Saturday 22 November 2008

What do the new deal and world war II tell us about the prospects for a stimulus package?

This is the title of a guest post by economic historian Price Fishback at Freakonomics. Fishback looks at the issue of whether the New Deal and World War II are good examples of Keynesian stimuli. He makes a simple and compelling case that they are not.

With regard to the New Deal, Fishback writes
Federal spending rose from 4 percent to 8 percent of G.D.P. during the New Deal in the largest peacetime expansion in federal outlays in U.S. history. Yet this was not an example of Keynesian stimulus to the economy. Economists and economic historians have known this for the past 70 years, yet the myth lives on.
Once you take into account the level of taxation, it becomes obvious that the budget deficits of the 1930's were tiny relative to the size of the problems in the 1930s. In fact John Maynard Keynes published an open letter to Franklin Roosevelt arguing that more spending was not enough; the government needed to run larger deficits.

Fishback continues
If not Keynesian policy, what was the New Deal? It was a broad-ranging mix of spending, regulation, lending, taxation, and monetary policies that can best be described as “See a problem and try to fix it.” In many situations the fix for one problem exacerbated other problems. The programs to raise farm prices hurt work relief recipients, while attempts to raise wages and prices contributed to more unemployment, and thus a greater need for relief spending.
Fishback argues that the main New Deal spending programs that might be described as stimulus programs are the relief and public works during the New Deal. With regard to these programs he writes,
How successful were they at stimulating the economy? As yet, the only estimates we have are for the combined effects of the public works and relief programs. Studies that examine their success at the county level suggest that an additional grant dollar per person distributed to a county for public works and relief during the period of 1933 to 1939 contributed to a rise in in-migration and an increase in income per person in the county of about 80 cents in 1939. We should remember, however, that this was during a period when there were huge numbers of unemployed workers available for work. Even during this period, some studies find evidence of crowding out of private employment.
The lesson for today?
Today, with unemployment rates below 7 percent, it is likely that such public-works spending would crowd out a significant amount of private construction.
What about World War II?
It is widely held that World War II was a huge Keynesian stimulus that finally brought us out of the Great Depression. On the surface, the facts seem to fit. The federal government devoted 44 percent of G.D.P. to fighting the war and ran very large deficits. Unemployment rates fell below 2 percent even as large numbers of women entered the work force.

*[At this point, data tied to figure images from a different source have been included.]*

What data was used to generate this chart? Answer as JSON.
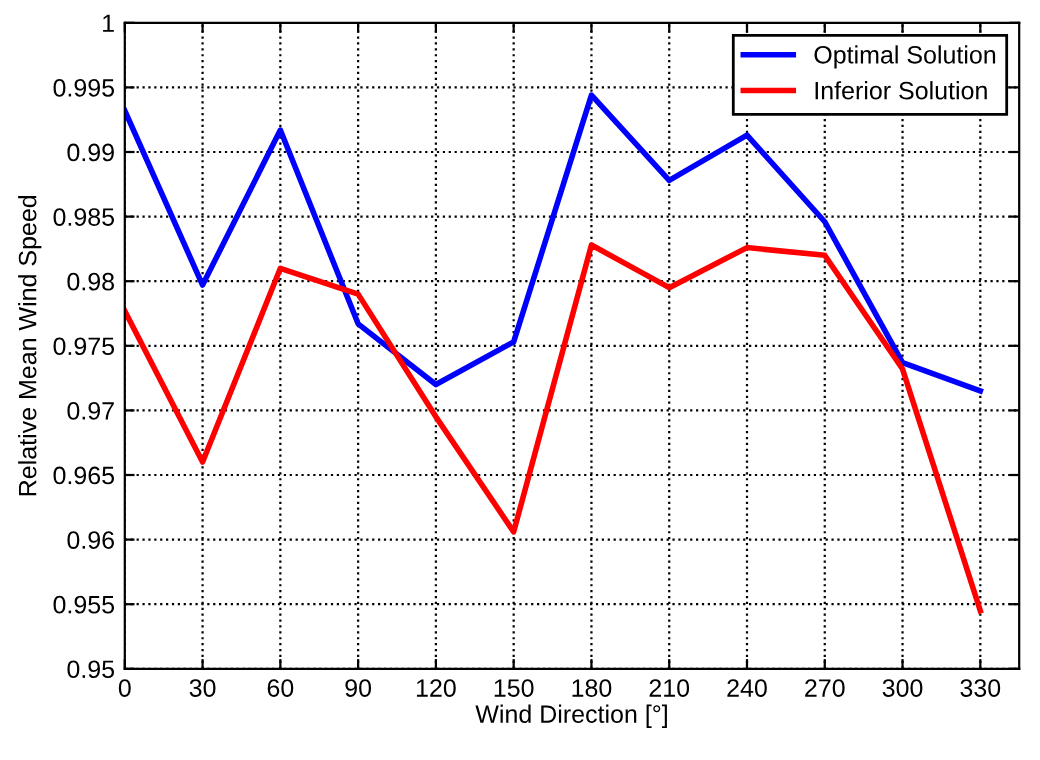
{
  "chart_data": {
    "type": "line",
    "xlabel": "Wind Direction [°]",
    "ylabel": "Relative Mean Wind Speed",
    "x": [
      0,
      30,
      60,
      90,
      120,
      150,
      180,
      210,
      240,
      270,
      300,
      330
    ],
    "series": [
      {
        "name": "Optimal Solution",
        "color": "#0000ff",
        "values": [
          0.9932,
          0.9797,
          0.9917,
          0.9767,
          0.972,
          0.9753,
          0.9944,
          0.9878,
          0.9913,
          0.9846,
          0.9737,
          0.9715
        ]
      },
      {
        "name": "Inferior Solution",
        "color": "#ff0000",
        "values": [
          0.9777,
          0.966,
          0.981,
          0.979,
          0.9695,
          0.9606,
          0.9828,
          0.9795,
          0.9826,
          0.982,
          0.9732,
          0.9545
        ]
      }
    ],
    "xlim": [
      0,
      345
    ],
    "xticks": [
      0,
      30,
      60,
      90,
      120,
      150,
      180,
      210,
      240,
      270,
      300,
      330
    ],
    "ylim": [
      0.95,
      1
    ],
    "yticks": [
      0.95,
      0.955,
      0.96,
      0.965,
      0.97,
      0.975,
      0.98,
      0.985,
      0.99,
      0.995,
      1
    ],
    "grid": true,
    "legend": "top right",
    "marker": "none",
    "line_style": "solid"
  }
}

In a series of academic papers, Robert Higgs of the Independent Institute has raised doubts about this rosy picture of Keynesian stimulus. The war economy was a very unusual setting. While running large deficits, the federal government took command over large segments of the economy, allocated a large part of the resources to the war effort, put 15 percent of the working-age population in the military, and established wage and price controls.
He goes on,
One sign that Keynesian budget deficits were not the key to bringing the U.S. out of the Great Depression is what happened after the war. Every Keynesian predicted that the private economy would go into a recession because the large government budget deficits would be eliminated and so many men would be returning from the war jobless. Instead, as government deficits receded, private consumption and investment boomed. Resources were no longer allocated to producing munitions and instead were devoted to production of typical consumer goods and services.
During the 1940s the vast budget deficits that were run by the US government were not a stimulus in the normal sense of the word simply because the US was a command economy devoted to an all-out war effort.

The whole Fishback piece is worth reading.

1 comment:

Unknown said...

The modern U.S. has been shirking its commitment to R & D, as well as infrastructure modernization. As for World War II. The extraordinary insensitivity of economists to basic human values never ceases to amaze me. WWII lowered consumption and increased employment and investment - all those auto plants could produce cars after they stopped producing tanks.